One of the officials at the center of the Bush administration’s U.S. attorneys scandal is helping to author briefs for Kansas Secretary of State Kris Kobach in the lawsuit that could help determine one of the most closely watched Senate races in the country.
Bradley Schlozman, who stepped down from the Justice Department in 2007 amid controversy and is now an attorney practicing in Wichita, Kansas, is one of the signatories of a new brief from Kobach’s office. Kobach is fighting this week in the Kansas Supreme Court to keep Democratic Senate nominee Chad Taylor on the November ballot.
Taylor attempted to withdraw from the race earlier this month, which cleared the field for independent candidate Greg Orman, who is running strong against incumbent Sen. Pat Roberts (R-KS). Roberts’ seat is now unexpectedly in play and could decide whether Republicans regain control of the Senate in November.

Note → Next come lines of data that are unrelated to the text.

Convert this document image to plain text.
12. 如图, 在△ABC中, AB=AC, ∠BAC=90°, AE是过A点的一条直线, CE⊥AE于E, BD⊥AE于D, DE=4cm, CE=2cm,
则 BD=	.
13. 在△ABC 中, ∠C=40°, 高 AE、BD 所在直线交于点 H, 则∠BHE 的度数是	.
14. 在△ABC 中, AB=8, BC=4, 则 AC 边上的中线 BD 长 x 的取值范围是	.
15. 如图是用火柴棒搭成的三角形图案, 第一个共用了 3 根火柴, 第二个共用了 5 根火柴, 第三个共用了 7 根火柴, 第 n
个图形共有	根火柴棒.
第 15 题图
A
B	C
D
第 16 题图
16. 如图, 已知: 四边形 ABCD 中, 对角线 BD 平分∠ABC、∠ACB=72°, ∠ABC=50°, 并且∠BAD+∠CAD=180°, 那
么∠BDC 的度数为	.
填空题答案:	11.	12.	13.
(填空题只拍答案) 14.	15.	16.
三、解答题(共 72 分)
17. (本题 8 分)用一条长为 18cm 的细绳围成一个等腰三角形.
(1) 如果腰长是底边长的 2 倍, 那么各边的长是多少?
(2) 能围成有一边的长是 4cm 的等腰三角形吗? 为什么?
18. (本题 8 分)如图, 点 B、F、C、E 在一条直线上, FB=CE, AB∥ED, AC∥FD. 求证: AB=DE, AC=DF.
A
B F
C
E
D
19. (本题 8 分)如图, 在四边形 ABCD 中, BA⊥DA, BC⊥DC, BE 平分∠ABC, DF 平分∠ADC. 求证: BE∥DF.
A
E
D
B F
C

Election law expert Rick Hasen on Monday first noted Scholzman’s participation in the lawsuit as outside counsel for Kobach.
Schlozman was one of several high-level Justice Department officials who left the department after TPM helped uncover politically motivated firings and conduct during President George W. Bush’s administration. He was said to have helped prevent the Civil Rights Division’s voting rights section from opposing voter ID laws and was also accused by former employees of adding negative comments in subordinates’ performance reviews if they didn’t follow the political line, as TPM reported at the time.
He once notoriously said that he was replacing Democratic hires with “good Americans,” TPM reported at the time. From the Civil Rights Division, he was appointed as the U.S. attorney in Kansas City in 2006 after his predecessor had been abruptly fired.
A 2009 Inspector General report concluded that Schlozman violated federal law when he “considered political and ideological affiliations in hiring career attorneys and in other personnel actions affecting career attorneys” while he headed the voting rights section of the Civil Rights Division.